In fact as Christians I can tell you that what makes God God is not the ability to know all things or to be all-powerful, it's the ability to love unconditionally and beyond all barriers because that's something everything anti-God can never be; and we know we have become just like Him when we have learned to hone this ability. That's how important being able to love really is.

Furthermore, you never know how much your heart can hold until you love. The heart is like a dark tunnel that seems to end at the very next step, but with love light shines brightly at the end giving room to a way that never seemed to exist and the same tunnel becomes an endless path of possibilities.

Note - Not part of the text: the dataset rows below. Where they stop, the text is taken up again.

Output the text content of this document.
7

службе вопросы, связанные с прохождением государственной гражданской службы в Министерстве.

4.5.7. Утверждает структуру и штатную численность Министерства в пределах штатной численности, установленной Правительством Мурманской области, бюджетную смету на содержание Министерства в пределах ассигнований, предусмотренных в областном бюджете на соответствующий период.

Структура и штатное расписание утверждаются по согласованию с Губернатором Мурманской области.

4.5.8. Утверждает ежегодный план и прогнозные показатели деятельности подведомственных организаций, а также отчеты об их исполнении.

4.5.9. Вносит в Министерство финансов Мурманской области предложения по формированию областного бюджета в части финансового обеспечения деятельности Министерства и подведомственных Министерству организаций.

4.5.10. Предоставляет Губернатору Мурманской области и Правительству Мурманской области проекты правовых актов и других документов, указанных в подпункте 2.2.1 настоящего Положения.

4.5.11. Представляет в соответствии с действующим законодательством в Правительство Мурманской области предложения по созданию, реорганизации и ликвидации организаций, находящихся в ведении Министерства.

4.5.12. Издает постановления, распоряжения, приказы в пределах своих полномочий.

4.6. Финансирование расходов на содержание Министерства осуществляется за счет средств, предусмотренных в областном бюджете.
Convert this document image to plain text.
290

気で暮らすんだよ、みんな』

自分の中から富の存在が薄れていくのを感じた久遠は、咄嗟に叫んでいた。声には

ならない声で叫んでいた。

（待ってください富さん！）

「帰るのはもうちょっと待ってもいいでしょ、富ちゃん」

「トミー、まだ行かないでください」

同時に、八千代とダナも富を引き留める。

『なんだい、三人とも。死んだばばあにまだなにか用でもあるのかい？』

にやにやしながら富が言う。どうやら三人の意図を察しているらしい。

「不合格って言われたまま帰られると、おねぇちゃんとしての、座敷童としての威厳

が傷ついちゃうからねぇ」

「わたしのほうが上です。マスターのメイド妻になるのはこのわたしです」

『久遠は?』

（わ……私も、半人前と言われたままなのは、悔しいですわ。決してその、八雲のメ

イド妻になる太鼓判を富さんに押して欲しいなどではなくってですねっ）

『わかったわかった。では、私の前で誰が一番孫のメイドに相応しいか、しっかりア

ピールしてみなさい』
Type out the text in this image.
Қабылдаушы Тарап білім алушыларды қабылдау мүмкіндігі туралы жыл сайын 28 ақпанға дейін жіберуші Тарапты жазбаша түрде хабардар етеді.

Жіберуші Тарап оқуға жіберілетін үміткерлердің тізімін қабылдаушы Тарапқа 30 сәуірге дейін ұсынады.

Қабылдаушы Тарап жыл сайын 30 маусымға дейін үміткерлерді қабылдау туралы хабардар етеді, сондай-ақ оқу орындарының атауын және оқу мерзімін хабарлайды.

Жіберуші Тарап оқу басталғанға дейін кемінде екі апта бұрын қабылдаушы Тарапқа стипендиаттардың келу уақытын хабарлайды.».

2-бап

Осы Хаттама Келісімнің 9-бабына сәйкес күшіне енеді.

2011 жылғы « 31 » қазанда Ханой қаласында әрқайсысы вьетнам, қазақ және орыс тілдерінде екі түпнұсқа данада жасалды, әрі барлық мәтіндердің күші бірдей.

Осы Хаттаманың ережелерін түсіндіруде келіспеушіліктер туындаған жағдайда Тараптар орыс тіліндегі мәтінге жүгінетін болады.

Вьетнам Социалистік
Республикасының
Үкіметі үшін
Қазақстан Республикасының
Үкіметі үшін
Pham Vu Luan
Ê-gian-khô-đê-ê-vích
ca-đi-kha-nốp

So much possibilities that the same heart can keep a thing alive within itself that might have been dead for years. How? Because love gives life even to things that may be dead, and these things stay alive even if not terrestrially but in the very created reality in which its source operates.

So do choose to love because there's a lot about you to discover, and loving sometimes is the only way of breaking the ice around that discovery.

I understand that loss is not just a possibility but an eventuality which makes it a much fearsome reason not to want to give your heart away, but letting yourself do that would be like choosing not to wake up because statistically someone that isn't you somewhere in the world has to die each day same way someone is born each day to even the world's balance of things. The fact that it wasn't you who died but someone else doesn't make it the worst thing in the world. The world is already almost bad as it is and only little things that sprout light gives us a fighting chance at making it a haven for us and the ones we care about. Things like love, empathy, goodness. And expressing these daily is how we achieve that.

Lastly, don't let anyone gaslight you. You don't need a special day to show these acts of love. That's a social construct; people's opinions. In reality every day should be an excuse to love someone. The call to love isn't just a duty, it's the very core of our humanity.  It's what makes us special. What makes us human and not just beings. Not the days nor the events but the capability to love richly. So don't be scared, choose to love.

I'll end with this simple saying I like to tell myself sonetimes: Life is a party, the world is the dance floor,  and we are either dancing or not. Dancing is meant to be an act of joy, and nothing breeds joy better than love. Not just within you but in everyone else touched by it.